La trame narrative s’intéresse à plusieurs figures, toutes formidables.
Ken Watanabe brûle l’écran avec son regard enflammé, sa sobriété, son humour si
distinct et son charisme indéniable. Son général est tourmenté et jamais
totalement saisissable. Autour de lui, il y a le héros un peu plus typique Kazunari Ninomya et un second charismatique
en Tsuyoshi Ihara. Des noms peu connus qui valent
possiblement tous les Brad Pitt de la planète.

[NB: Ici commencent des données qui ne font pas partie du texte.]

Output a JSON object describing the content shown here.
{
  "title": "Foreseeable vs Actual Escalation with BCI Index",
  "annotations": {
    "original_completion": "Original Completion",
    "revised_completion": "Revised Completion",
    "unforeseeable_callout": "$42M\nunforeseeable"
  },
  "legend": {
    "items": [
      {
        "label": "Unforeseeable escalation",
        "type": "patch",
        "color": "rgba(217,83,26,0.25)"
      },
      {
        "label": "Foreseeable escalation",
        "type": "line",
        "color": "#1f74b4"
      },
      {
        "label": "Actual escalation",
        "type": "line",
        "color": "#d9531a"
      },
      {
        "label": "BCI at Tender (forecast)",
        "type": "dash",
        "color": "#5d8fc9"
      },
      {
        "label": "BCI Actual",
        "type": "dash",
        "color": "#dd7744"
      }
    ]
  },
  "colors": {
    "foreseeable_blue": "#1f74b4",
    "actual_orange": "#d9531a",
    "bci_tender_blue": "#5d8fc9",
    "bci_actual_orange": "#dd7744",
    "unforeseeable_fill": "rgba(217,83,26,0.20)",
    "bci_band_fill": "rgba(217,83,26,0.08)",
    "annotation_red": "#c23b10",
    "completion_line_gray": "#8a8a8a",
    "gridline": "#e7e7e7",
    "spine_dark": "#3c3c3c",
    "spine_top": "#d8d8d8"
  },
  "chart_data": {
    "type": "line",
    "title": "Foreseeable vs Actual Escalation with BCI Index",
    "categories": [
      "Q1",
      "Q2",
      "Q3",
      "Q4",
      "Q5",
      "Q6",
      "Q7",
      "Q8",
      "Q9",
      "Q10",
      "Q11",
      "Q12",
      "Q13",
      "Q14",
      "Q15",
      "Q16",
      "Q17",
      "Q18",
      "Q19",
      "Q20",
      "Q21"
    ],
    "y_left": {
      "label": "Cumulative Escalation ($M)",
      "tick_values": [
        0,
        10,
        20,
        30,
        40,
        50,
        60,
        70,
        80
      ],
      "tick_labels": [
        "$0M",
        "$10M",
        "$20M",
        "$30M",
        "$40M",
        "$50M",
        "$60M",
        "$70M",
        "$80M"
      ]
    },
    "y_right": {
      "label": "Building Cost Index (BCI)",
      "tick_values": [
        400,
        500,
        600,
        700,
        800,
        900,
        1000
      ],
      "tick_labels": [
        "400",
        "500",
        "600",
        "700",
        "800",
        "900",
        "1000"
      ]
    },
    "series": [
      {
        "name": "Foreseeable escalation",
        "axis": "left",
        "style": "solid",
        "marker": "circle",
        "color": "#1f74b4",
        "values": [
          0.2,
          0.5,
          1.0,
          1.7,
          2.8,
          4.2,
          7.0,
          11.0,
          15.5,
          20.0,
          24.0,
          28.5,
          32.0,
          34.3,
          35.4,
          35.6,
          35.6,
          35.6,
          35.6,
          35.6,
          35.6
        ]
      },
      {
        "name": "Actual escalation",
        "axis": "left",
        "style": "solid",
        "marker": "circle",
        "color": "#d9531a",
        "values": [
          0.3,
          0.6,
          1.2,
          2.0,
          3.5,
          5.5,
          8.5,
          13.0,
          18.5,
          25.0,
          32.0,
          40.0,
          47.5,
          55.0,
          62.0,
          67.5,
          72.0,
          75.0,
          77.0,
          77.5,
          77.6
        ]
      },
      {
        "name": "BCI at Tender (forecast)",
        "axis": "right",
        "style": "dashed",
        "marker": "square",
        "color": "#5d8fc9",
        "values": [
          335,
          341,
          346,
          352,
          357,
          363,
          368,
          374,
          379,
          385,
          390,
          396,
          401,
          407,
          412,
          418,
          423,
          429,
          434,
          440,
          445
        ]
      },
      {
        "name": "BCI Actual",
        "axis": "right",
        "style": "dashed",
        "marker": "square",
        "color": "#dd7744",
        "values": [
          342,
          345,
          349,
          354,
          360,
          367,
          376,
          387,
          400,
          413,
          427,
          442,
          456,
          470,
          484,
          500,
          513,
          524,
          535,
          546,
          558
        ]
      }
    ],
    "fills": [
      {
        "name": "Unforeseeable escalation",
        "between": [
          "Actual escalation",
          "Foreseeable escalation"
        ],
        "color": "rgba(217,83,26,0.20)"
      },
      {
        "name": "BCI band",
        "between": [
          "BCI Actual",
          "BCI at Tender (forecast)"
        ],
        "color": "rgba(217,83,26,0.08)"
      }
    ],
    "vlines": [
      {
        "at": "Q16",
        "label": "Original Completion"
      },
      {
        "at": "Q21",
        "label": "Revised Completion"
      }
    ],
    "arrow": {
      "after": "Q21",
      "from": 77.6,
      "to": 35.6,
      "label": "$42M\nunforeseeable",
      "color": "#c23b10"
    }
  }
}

Dans son approche formelle, Letters
from Iwo Jima sent le classicisme à plein nez. Pourtant, c’est un récit
exemplaire, fort et souvent envahissant, peuplé de comédiens épatants et de
constats sans équivoque sur la condition humaine. Avec Le Soleil et Millenium
Actress, voici un troisième conte qui permet de
mieux saisir l’essence des racines japonaises modernes. Un Golden Globes mérité
pour ce « meilleur film étranger » qui aurait facilement pu décrocher
les honneurs dans les catégories de tête.